We've also seen misconfigured applications cause problems that make applications perform poorly. An interesting case involving video conferencing systems took several months to diagnose. There were constant reports of the video being garbled, unclear audio, and long call establishment times. Of course, the network was accused of being the problem ... and at first, it sure looked that way. Packet loss was high, as reported by the UC video systems.
But separate tests between the video conference systems showed no problems. We finally looked over the system configurations in great detail and found that some of them were configured to use a Multipoint Control Unit (MCU) on the Internet instead of the MCU within the organization for internal calls. The volume of video traffic, combined with data traffic, overwhelmed the Internet links, causing packet loss. Our testing had been directly between the internal subnets, not realizing that the traffic was being routed out to the Internet.
The application server staff can also be of great assistance by reporting if the servers are taxing their memory, storage system, or CPU during the reported times of slow applications. They can also report on TCP stats that indicate significant packet loss, helping everyone understand which components are likely candidates for further investigation.

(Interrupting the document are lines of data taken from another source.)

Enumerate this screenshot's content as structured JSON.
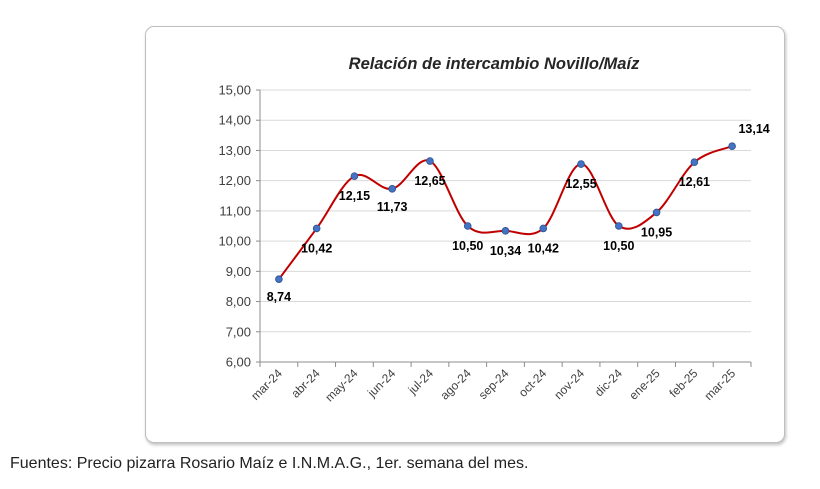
{
  "chart_data": {
    "type": "line",
    "title": "Relación de intercambio Novillo/Maíz",
    "categories": [
      "mar-24",
      "abr-24",
      "may-24",
      "jun-24",
      "jul-24",
      "ago-24",
      "sep-24",
      "oct-24",
      "nov-24",
      "dic-24",
      "ene-25",
      "feb-25",
      "mar-25"
    ],
    "series": [
      {
        "values": [
          8.74,
          10.42,
          12.15,
          11.73,
          12.65,
          10.5,
          10.34,
          10.42,
          12.55,
          10.5,
          10.95,
          12.61,
          13.14
        ]
      }
    ],
    "data_labels": [
      "8,74",
      "10,42",
      "12,15",
      "11,73",
      "12,65",
      "10,50",
      "10,34",
      "10,42",
      "12,55",
      "10,50",
      "10,95",
      "12,61",
      "13,14"
    ],
    "yticks": [
      "6,00",
      "7,00",
      "8,00",
      "9,00",
      "10,00",
      "11,00",
      "12,00",
      "13,00",
      "14,00",
      "15,00"
    ],
    "ylim": [
      6,
      15
    ],
    "grid": true,
    "line_color": "#c00000",
    "marker_color": "#4472c4",
    "grid_color": "#d9d9d9"
  },
  "footer": {
    "source": "Fuentes: Precio pizarra Rosario Maíz e I.N.M.A.G., 1er. semana del mes."
  }
}
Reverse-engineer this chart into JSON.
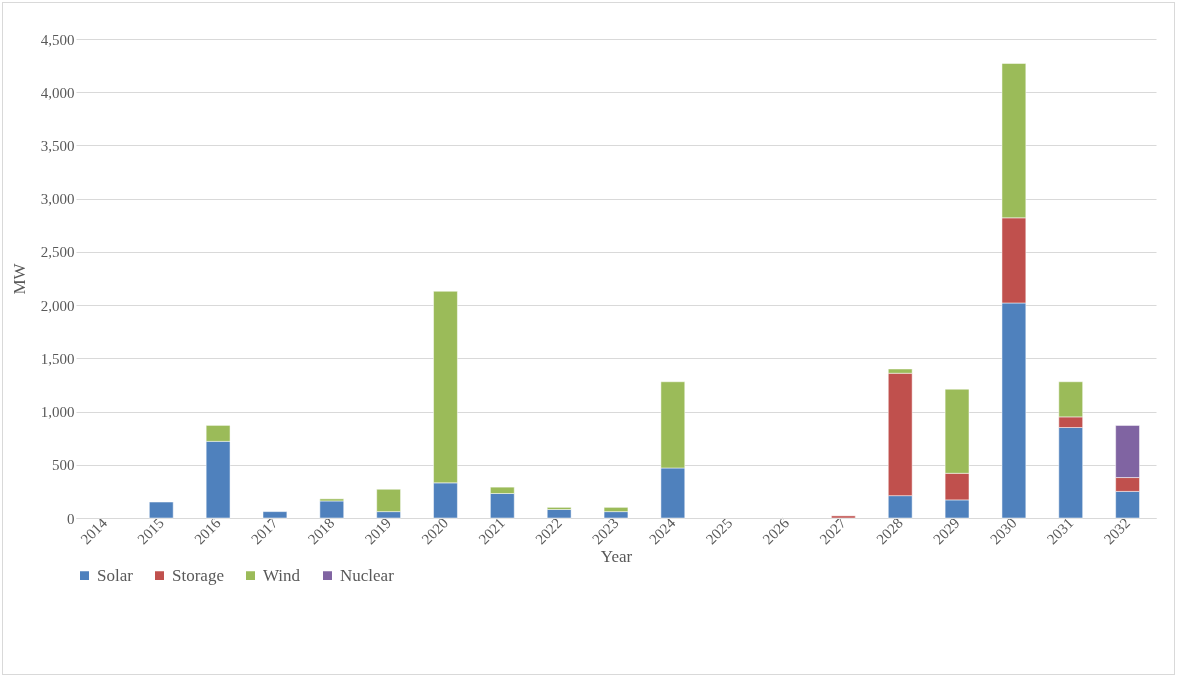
{
  "chart_data": {
    "type": "bar",
    "stacked": true,
    "xlabel": "Year",
    "ylabel": "MW",
    "categories": [
      "2014",
      "2015",
      "2016",
      "2017",
      "2018",
      "2019",
      "2020",
      "2021",
      "2022",
      "2023",
      "2024",
      "2025",
      "2026",
      "2027",
      "2028",
      "2029",
      "2030",
      "2031",
      "2032"
    ],
    "series": [
      {
        "name": "Solar",
        "color": "#4f81bd",
        "values": [
          null,
          150,
          720,
          60,
          160,
          60,
          330,
          230,
          80,
          60,
          470,
          null,
          null,
          null,
          210,
          170,
          2020,
          850,
          250
        ]
      },
      {
        "name": "Storage",
        "color": "#c0504d",
        "values": [
          null,
          null,
          null,
          null,
          null,
          null,
          null,
          null,
          null,
          null,
          null,
          null,
          null,
          20,
          1150,
          250,
          800,
          100,
          130
        ]
      },
      {
        "name": "Wind",
        "color": "#9bbb59",
        "values": [
          null,
          null,
          150,
          null,
          20,
          210,
          1800,
          60,
          20,
          40,
          810,
          null,
          null,
          null,
          40,
          790,
          1450,
          330,
          null
        ]
      },
      {
        "name": "Nuclear",
        "color": "#8064a2",
        "values": [
          null,
          null,
          null,
          null,
          null,
          null,
          null,
          null,
          null,
          null,
          null,
          null,
          null,
          null,
          null,
          null,
          null,
          null,
          490
        ]
      }
    ],
    "ylim": [
      0,
      4500
    ],
    "yticks": [
      0,
      500,
      {
        "value": 1000,
        "label": "1,000"
      },
      {
        "value": 1500,
        "label": "1,500"
      },
      {
        "value": 2000,
        "label": "2,000"
      },
      {
        "value": 2500,
        "label": "2,500"
      },
      {
        "value": 3000,
        "label": "3,000"
      },
      {
        "value": 3500,
        "label": "3,500"
      },
      {
        "value": 4000,
        "label": "4,000"
      },
      {
        "value": 4500,
        "label": "4,500"
      }
    ],
    "grid": "y",
    "legend": "bottom"
  }
}
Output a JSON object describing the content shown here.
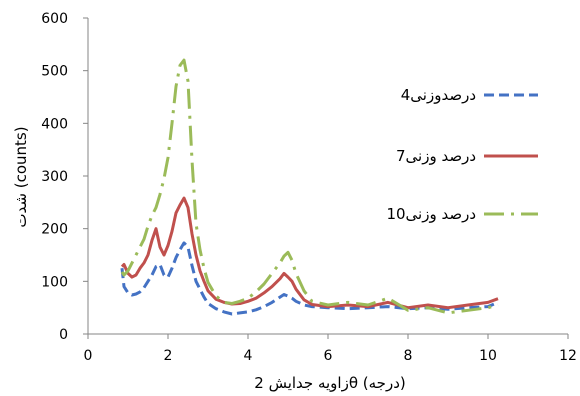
{
  "chart_data": {
    "type": "line",
    "title": "",
    "xlabel": "زاویه جدایش 2θ (درجه)",
    "ylabel": "شدت (counts)",
    "xlim": [
      0,
      12
    ],
    "ylim": [
      0,
      600
    ],
    "x_ticks": [
      0,
      2,
      4,
      6,
      8,
      10,
      12
    ],
    "y_ticks": [
      0,
      100,
      200,
      300,
      400,
      500,
      600
    ],
    "grid": false,
    "legend_position": "right",
    "series": [
      {
        "name": "4درصدوزنی",
        "color": "#4472C4",
        "style": "dashed",
        "x": [
          0.85,
          0.9,
          1.0,
          1.1,
          1.2,
          1.3,
          1.4,
          1.5,
          1.6,
          1.7,
          1.8,
          1.9,
          2.0,
          2.1,
          2.2,
          2.3,
          2.4,
          2.5,
          2.6,
          2.7,
          2.8,
          2.9,
          3.0,
          3.2,
          3.4,
          3.6,
          3.8,
          4.0,
          4.2,
          4.4,
          4.6,
          4.8,
          4.9,
          5.0,
          5.1,
          5.2,
          5.4,
          5.6,
          6.0,
          6.5,
          7.0,
          7.5,
          8.0,
          8.5,
          9.0,
          9.5,
          10.0,
          10.25
        ],
        "y": [
          125,
          90,
          78,
          74,
          76,
          80,
          88,
          100,
          112,
          128,
          132,
          112,
          108,
          125,
          145,
          160,
          173,
          165,
          130,
          100,
          85,
          70,
          58,
          48,
          42,
          38,
          40,
          42,
          46,
          52,
          60,
          70,
          75,
          72,
          68,
          62,
          55,
          52,
          50,
          48,
          50,
          52,
          48,
          50,
          47,
          50,
          52,
          60
        ]
      },
      {
        "name": "7درصد وزنی",
        "color": "#C0504D",
        "style": "solid",
        "x": [
          0.85,
          0.9,
          1.0,
          1.1,
          1.2,
          1.3,
          1.4,
          1.5,
          1.6,
          1.7,
          1.8,
          1.9,
          2.0,
          2.1,
          2.2,
          2.3,
          2.4,
          2.5,
          2.6,
          2.7,
          2.8,
          2.9,
          3.0,
          3.2,
          3.4,
          3.6,
          3.8,
          4.0,
          4.2,
          4.4,
          4.6,
          4.8,
          4.9,
          5.0,
          5.1,
          5.2,
          5.4,
          5.6,
          6.0,
          6.5,
          7.0,
          7.5,
          8.0,
          8.5,
          9.0,
          9.5,
          10.0,
          10.25
        ],
        "y": [
          128,
          132,
          115,
          108,
          112,
          125,
          135,
          150,
          178,
          200,
          165,
          150,
          168,
          195,
          230,
          245,
          258,
          240,
          190,
          150,
          120,
          100,
          82,
          66,
          60,
          57,
          58,
          62,
          68,
          78,
          90,
          105,
          115,
          108,
          100,
          85,
          65,
          56,
          52,
          55,
          52,
          60,
          50,
          55,
          50,
          55,
          60,
          67
        ]
      },
      {
        "name": "10درصد وزنی",
        "color": "#9BBB59",
        "style": "dashdot",
        "x": [
          0.85,
          0.9,
          1.0,
          1.1,
          1.2,
          1.3,
          1.4,
          1.5,
          1.6,
          1.7,
          1.8,
          1.9,
          2.0,
          2.1,
          2.2,
          2.3,
          2.4,
          2.5,
          2.6,
          2.7,
          2.8,
          2.9,
          3.0,
          3.2,
          3.4,
          3.6,
          3.8,
          4.0,
          4.2,
          4.4,
          4.6,
          4.8,
          4.9,
          5.0,
          5.1,
          5.2,
          5.4,
          5.6,
          6.0,
          6.5,
          7.0,
          7.5,
          8.0,
          8.5,
          9.0,
          9.5,
          10.0,
          10.25
        ],
        "y": [
          118,
          112,
          120,
          135,
          150,
          165,
          180,
          205,
          225,
          240,
          265,
          295,
          335,
          400,
          470,
          510,
          520,
          480,
          330,
          210,
          160,
          125,
          98,
          72,
          60,
          58,
          62,
          68,
          80,
          95,
          115,
          135,
          148,
          155,
          140,
          115,
          82,
          62,
          55,
          60,
          55,
          68,
          45,
          50,
          40,
          45,
          50,
          55
        ]
      }
    ]
  }
}
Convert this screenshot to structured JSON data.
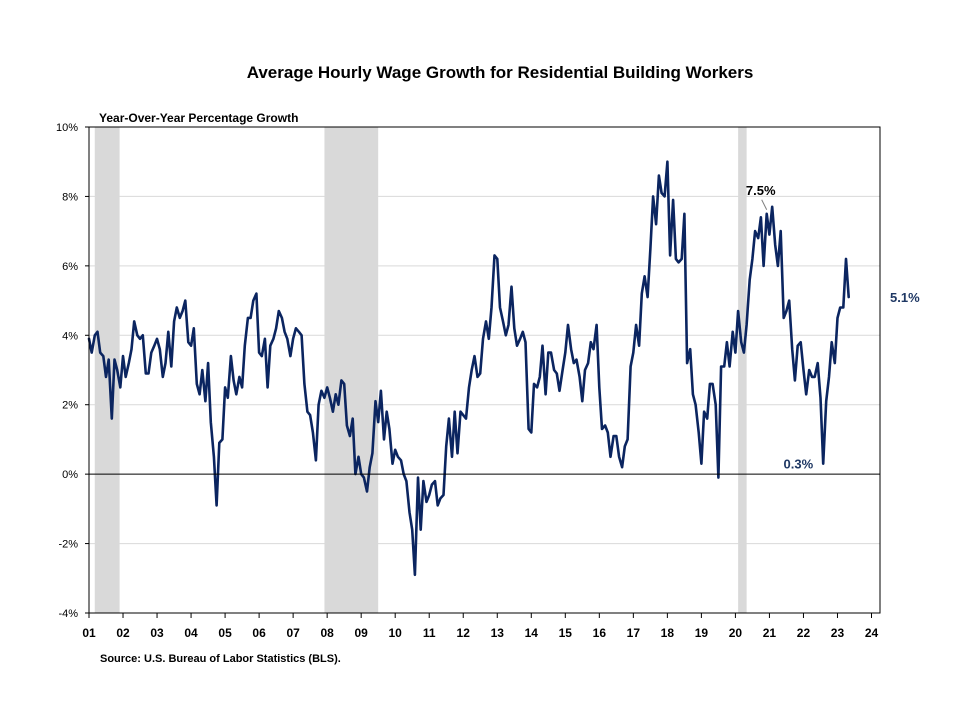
{
  "chart_data": {
    "type": "line",
    "title": "Average Hourly Wage Growth for Residential Building Workers",
    "ylabel": "Year-Over-Year Percentage Growth",
    "xlabel": "",
    "source": "Source: U.S. Bureau of Labor Statistics (BLS).",
    "ylim": [
      -4,
      10
    ],
    "xlim": [
      2001.0,
      2024.25
    ],
    "y_ticks": [
      {
        "value": 10,
        "label": "10%"
      },
      {
        "value": 8,
        "label": "8%"
      },
      {
        "value": 6,
        "label": "6%"
      },
      {
        "value": 4,
        "label": "4%"
      },
      {
        "value": 2,
        "label": "2%"
      },
      {
        "value": 0,
        "label": "0%"
      },
      {
        "value": -2,
        "label": "-2%"
      },
      {
        "value": -4,
        "label": "-4%"
      }
    ],
    "x_ticks": [
      {
        "value": 2001,
        "label": "01"
      },
      {
        "value": 2002,
        "label": "02"
      },
      {
        "value": 2003,
        "label": "03"
      },
      {
        "value": 2004,
        "label": "04"
      },
      {
        "value": 2005,
        "label": "05"
      },
      {
        "value": 2006,
        "label": "06"
      },
      {
        "value": 2007,
        "label": "07"
      },
      {
        "value": 2008,
        "label": "08"
      },
      {
        "value": 2009,
        "label": "09"
      },
      {
        "value": 2010,
        "label": "10"
      },
      {
        "value": 2011,
        "label": "11"
      },
      {
        "value": 2012,
        "label": "12"
      },
      {
        "value": 2013,
        "label": "13"
      },
      {
        "value": 2014,
        "label": "14"
      },
      {
        "value": 2015,
        "label": "15"
      },
      {
        "value": 2016,
        "label": "16"
      },
      {
        "value": 2017,
        "label": "17"
      },
      {
        "value": 2018,
        "label": "18"
      },
      {
        "value": 2019,
        "label": "19"
      },
      {
        "value": 2020,
        "label": "20"
      },
      {
        "value": 2021,
        "label": "21"
      },
      {
        "value": 2022,
        "label": "22"
      },
      {
        "value": 2023,
        "label": "23"
      },
      {
        "value": 2024,
        "label": "24"
      }
    ],
    "recessions": [
      {
        "start": 2001.17,
        "end": 2001.9
      },
      {
        "start": 2007.92,
        "end": 2009.5
      },
      {
        "start": 2020.08,
        "end": 2020.33
      }
    ],
    "grid": true,
    "colors": {
      "line": "#0b2560",
      "recession": "#d9d9d9",
      "grid": "#d9d9d9",
      "axis": "#000000",
      "label": "#1f3864"
    },
    "series": [
      {
        "points": [
          [
            2001.0,
            3.9
          ],
          [
            2001.08,
            3.5
          ],
          [
            2001.17,
            4.0
          ],
          [
            2001.25,
            4.1
          ],
          [
            2001.33,
            3.5
          ],
          [
            2001.42,
            3.4
          ],
          [
            2001.5,
            2.8
          ],
          [
            2001.58,
            3.3
          ],
          [
            2001.67,
            1.6
          ],
          [
            2001.75,
            3.3
          ],
          [
            2001.83,
            3.0
          ],
          [
            2001.92,
            2.5
          ],
          [
            2002.0,
            3.4
          ],
          [
            2002.08,
            2.8
          ],
          [
            2002.17,
            3.2
          ],
          [
            2002.25,
            3.6
          ],
          [
            2002.33,
            4.4
          ],
          [
            2002.42,
            4.0
          ],
          [
            2002.5,
            3.9
          ],
          [
            2002.58,
            4.0
          ],
          [
            2002.67,
            2.9
          ],
          [
            2002.75,
            2.9
          ],
          [
            2002.83,
            3.5
          ],
          [
            2002.92,
            3.7
          ],
          [
            2003.0,
            3.9
          ],
          [
            2003.08,
            3.6
          ],
          [
            2003.17,
            2.8
          ],
          [
            2003.25,
            3.2
          ],
          [
            2003.33,
            4.1
          ],
          [
            2003.42,
            3.1
          ],
          [
            2003.5,
            4.4
          ],
          [
            2003.58,
            4.8
          ],
          [
            2003.67,
            4.5
          ],
          [
            2003.75,
            4.7
          ],
          [
            2003.83,
            5.0
          ],
          [
            2003.92,
            3.8
          ],
          [
            2004.0,
            3.7
          ],
          [
            2004.08,
            4.2
          ],
          [
            2004.17,
            2.6
          ],
          [
            2004.25,
            2.3
          ],
          [
            2004.33,
            3.0
          ],
          [
            2004.42,
            2.1
          ],
          [
            2004.5,
            3.2
          ],
          [
            2004.58,
            1.5
          ],
          [
            2004.67,
            0.5
          ],
          [
            2004.75,
            -0.9
          ],
          [
            2004.83,
            0.9
          ],
          [
            2004.92,
            1.0
          ],
          [
            2005.0,
            2.5
          ],
          [
            2005.08,
            2.2
          ],
          [
            2005.17,
            3.4
          ],
          [
            2005.25,
            2.7
          ],
          [
            2005.33,
            2.3
          ],
          [
            2005.42,
            2.8
          ],
          [
            2005.5,
            2.5
          ],
          [
            2005.58,
            3.7
          ],
          [
            2005.67,
            4.5
          ],
          [
            2005.75,
            4.5
          ],
          [
            2005.83,
            5.0
          ],
          [
            2005.92,
            5.2
          ],
          [
            2006.0,
            3.5
          ],
          [
            2006.08,
            3.4
          ],
          [
            2006.17,
            3.9
          ],
          [
            2006.25,
            2.5
          ],
          [
            2006.33,
            3.7
          ],
          [
            2006.42,
            3.9
          ],
          [
            2006.5,
            4.2
          ],
          [
            2006.58,
            4.7
          ],
          [
            2006.67,
            4.5
          ],
          [
            2006.75,
            4.1
          ],
          [
            2006.83,
            3.9
          ],
          [
            2006.92,
            3.4
          ],
          [
            2007.0,
            3.9
          ],
          [
            2007.08,
            4.2
          ],
          [
            2007.17,
            4.1
          ],
          [
            2007.25,
            4.0
          ],
          [
            2007.33,
            2.6
          ],
          [
            2007.42,
            1.8
          ],
          [
            2007.5,
            1.7
          ],
          [
            2007.58,
            1.2
          ],
          [
            2007.67,
            0.4
          ],
          [
            2007.75,
            2.0
          ],
          [
            2007.83,
            2.4
          ],
          [
            2007.92,
            2.2
          ],
          [
            2008.0,
            2.5
          ],
          [
            2008.08,
            2.2
          ],
          [
            2008.17,
            1.8
          ],
          [
            2008.25,
            2.3
          ],
          [
            2008.33,
            2.0
          ],
          [
            2008.42,
            2.7
          ],
          [
            2008.5,
            2.6
          ],
          [
            2008.58,
            1.4
          ],
          [
            2008.67,
            1.1
          ],
          [
            2008.75,
            1.6
          ],
          [
            2008.83,
            0.0
          ],
          [
            2008.92,
            0.5
          ],
          [
            2009.0,
            0.0
          ],
          [
            2009.08,
            -0.1
          ],
          [
            2009.17,
            -0.5
          ],
          [
            2009.25,
            0.2
          ],
          [
            2009.33,
            0.6
          ],
          [
            2009.42,
            2.1
          ],
          [
            2009.5,
            1.5
          ],
          [
            2009.58,
            2.4
          ],
          [
            2009.67,
            1.0
          ],
          [
            2009.75,
            1.8
          ],
          [
            2009.83,
            1.3
          ],
          [
            2009.92,
            0.3
          ],
          [
            2010.0,
            0.7
          ],
          [
            2010.08,
            0.5
          ],
          [
            2010.17,
            0.4
          ],
          [
            2010.25,
            0.0
          ],
          [
            2010.33,
            -0.2
          ],
          [
            2010.42,
            -1.1
          ],
          [
            2010.5,
            -1.6
          ],
          [
            2010.58,
            -2.9
          ],
          [
            2010.67,
            -0.1
          ],
          [
            2010.75,
            -1.6
          ],
          [
            2010.83,
            -0.2
          ],
          [
            2010.92,
            -0.8
          ],
          [
            2011.0,
            -0.6
          ],
          [
            2011.08,
            -0.3
          ],
          [
            2011.17,
            -0.2
          ],
          [
            2011.25,
            -0.9
          ],
          [
            2011.33,
            -0.7
          ],
          [
            2011.42,
            -0.6
          ],
          [
            2011.5,
            0.8
          ],
          [
            2011.58,
            1.6
          ],
          [
            2011.67,
            0.5
          ],
          [
            2011.75,
            1.8
          ],
          [
            2011.83,
            0.6
          ],
          [
            2011.92,
            1.8
          ],
          [
            2012.0,
            1.7
          ],
          [
            2012.08,
            1.6
          ],
          [
            2012.17,
            2.5
          ],
          [
            2012.25,
            3.0
          ],
          [
            2012.33,
            3.4
          ],
          [
            2012.42,
            2.8
          ],
          [
            2012.5,
            2.9
          ],
          [
            2012.58,
            3.9
          ],
          [
            2012.67,
            4.4
          ],
          [
            2012.75,
            3.9
          ],
          [
            2012.83,
            4.8
          ],
          [
            2012.92,
            6.3
          ],
          [
            2013.0,
            6.2
          ],
          [
            2013.08,
            4.8
          ],
          [
            2013.17,
            4.4
          ],
          [
            2013.25,
            4.0
          ],
          [
            2013.33,
            4.3
          ],
          [
            2013.42,
            5.4
          ],
          [
            2013.5,
            4.2
          ],
          [
            2013.58,
            3.7
          ],
          [
            2013.67,
            3.9
          ],
          [
            2013.75,
            4.1
          ],
          [
            2013.83,
            3.8
          ],
          [
            2013.92,
            1.3
          ],
          [
            2014.0,
            1.2
          ],
          [
            2014.08,
            2.6
          ],
          [
            2014.17,
            2.5
          ],
          [
            2014.25,
            2.8
          ],
          [
            2014.33,
            3.7
          ],
          [
            2014.42,
            2.3
          ],
          [
            2014.5,
            3.5
          ],
          [
            2014.58,
            3.5
          ],
          [
            2014.67,
            3.0
          ],
          [
            2014.75,
            2.9
          ],
          [
            2014.83,
            2.4
          ],
          [
            2014.92,
            3.0
          ],
          [
            2015.0,
            3.5
          ],
          [
            2015.08,
            4.3
          ],
          [
            2015.17,
            3.6
          ],
          [
            2015.25,
            3.2
          ],
          [
            2015.33,
            3.3
          ],
          [
            2015.42,
            2.8
          ],
          [
            2015.5,
            2.1
          ],
          [
            2015.58,
            3.0
          ],
          [
            2015.67,
            3.2
          ],
          [
            2015.75,
            3.8
          ],
          [
            2015.83,
            3.6
          ],
          [
            2015.92,
            4.3
          ],
          [
            2016.0,
            2.5
          ],
          [
            2016.08,
            1.3
          ],
          [
            2016.17,
            1.4
          ],
          [
            2016.25,
            1.2
          ],
          [
            2016.33,
            0.5
          ],
          [
            2016.42,
            1.1
          ],
          [
            2016.5,
            1.1
          ],
          [
            2016.58,
            0.5
          ],
          [
            2016.67,
            0.2
          ],
          [
            2016.75,
            0.8
          ],
          [
            2016.83,
            1.0
          ],
          [
            2016.92,
            3.1
          ],
          [
            2017.0,
            3.5
          ],
          [
            2017.08,
            4.3
          ],
          [
            2017.17,
            3.7
          ],
          [
            2017.25,
            5.2
          ],
          [
            2017.33,
            5.7
          ],
          [
            2017.42,
            5.1
          ],
          [
            2017.5,
            6.5
          ],
          [
            2017.58,
            8.0
          ],
          [
            2017.67,
            7.2
          ],
          [
            2017.75,
            8.6
          ],
          [
            2017.83,
            8.1
          ],
          [
            2017.92,
            8.0
          ],
          [
            2018.0,
            9.0
          ],
          [
            2018.08,
            6.3
          ],
          [
            2018.17,
            7.9
          ],
          [
            2018.25,
            6.2
          ],
          [
            2018.33,
            6.1
          ],
          [
            2018.42,
            6.2
          ],
          [
            2018.5,
            7.5
          ],
          [
            2018.58,
            3.2
          ],
          [
            2018.67,
            3.6
          ],
          [
            2018.75,
            2.3
          ],
          [
            2018.83,
            2.0
          ],
          [
            2018.92,
            1.2
          ],
          [
            2019.0,
            0.3
          ],
          [
            2019.08,
            1.8
          ],
          [
            2019.17,
            1.6
          ],
          [
            2019.25,
            2.6
          ],
          [
            2019.33,
            2.6
          ],
          [
            2019.42,
            2.0
          ],
          [
            2019.5,
            -0.1
          ],
          [
            2019.58,
            3.1
          ],
          [
            2019.67,
            3.1
          ],
          [
            2019.75,
            3.8
          ],
          [
            2019.83,
            3.1
          ],
          [
            2019.92,
            4.1
          ],
          [
            2020.0,
            3.5
          ],
          [
            2020.08,
            4.7
          ],
          [
            2020.17,
            3.8
          ],
          [
            2020.25,
            3.5
          ],
          [
            2020.33,
            4.3
          ],
          [
            2020.42,
            5.6
          ],
          [
            2020.5,
            6.2
          ],
          [
            2020.58,
            7.0
          ],
          [
            2020.67,
            6.8
          ],
          [
            2020.75,
            7.4
          ],
          [
            2020.83,
            6.0
          ],
          [
            2020.92,
            7.5
          ],
          [
            2021.0,
            6.9
          ],
          [
            2021.08,
            7.7
          ],
          [
            2021.17,
            6.6
          ],
          [
            2021.25,
            6.0
          ],
          [
            2021.33,
            7.0
          ],
          [
            2021.42,
            4.5
          ],
          [
            2021.5,
            4.7
          ],
          [
            2021.58,
            5.0
          ],
          [
            2021.67,
            3.6
          ],
          [
            2021.75,
            2.7
          ],
          [
            2021.83,
            3.7
          ],
          [
            2021.92,
            3.8
          ],
          [
            2022.0,
            3.0
          ],
          [
            2022.08,
            2.3
          ],
          [
            2022.17,
            3.0
          ],
          [
            2022.25,
            2.8
          ],
          [
            2022.33,
            2.8
          ],
          [
            2022.42,
            3.2
          ],
          [
            2022.5,
            2.2
          ],
          [
            2022.58,
            0.3
          ],
          [
            2022.67,
            2.1
          ],
          [
            2022.75,
            2.8
          ],
          [
            2022.83,
            3.8
          ],
          [
            2022.92,
            3.2
          ],
          [
            2023.0,
            4.5
          ],
          [
            2023.08,
            4.8
          ],
          [
            2023.17,
            4.8
          ],
          [
            2023.25,
            6.2
          ],
          [
            2023.33,
            5.1
          ]
        ]
      }
    ],
    "annotations": [
      {
        "text": "7.5%",
        "x": 2020.92,
        "y": 7.5,
        "position": "above-left"
      },
      {
        "text": "0.3%",
        "x": 2022.58,
        "y": 0.3,
        "position": "left"
      },
      {
        "text": "5.1%",
        "x": 2023.33,
        "y": 5.1,
        "position": "right"
      }
    ]
  }
}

It can sometimes seem impossible to determine why an application runs slowly. Looking for packet loss is an easy indicator of whether it might be a network problem or an application problem. And as we saw in the above examples, it might be an incorrect configuration that sends traffic over unexpected paths that either increase latency or encounter packet loss.
Make sure you are testing over the path that the traffic is actually using. Finally, get the server and application teams involved to provide additional data. Everyone has to work together to resolve the more challenging cases.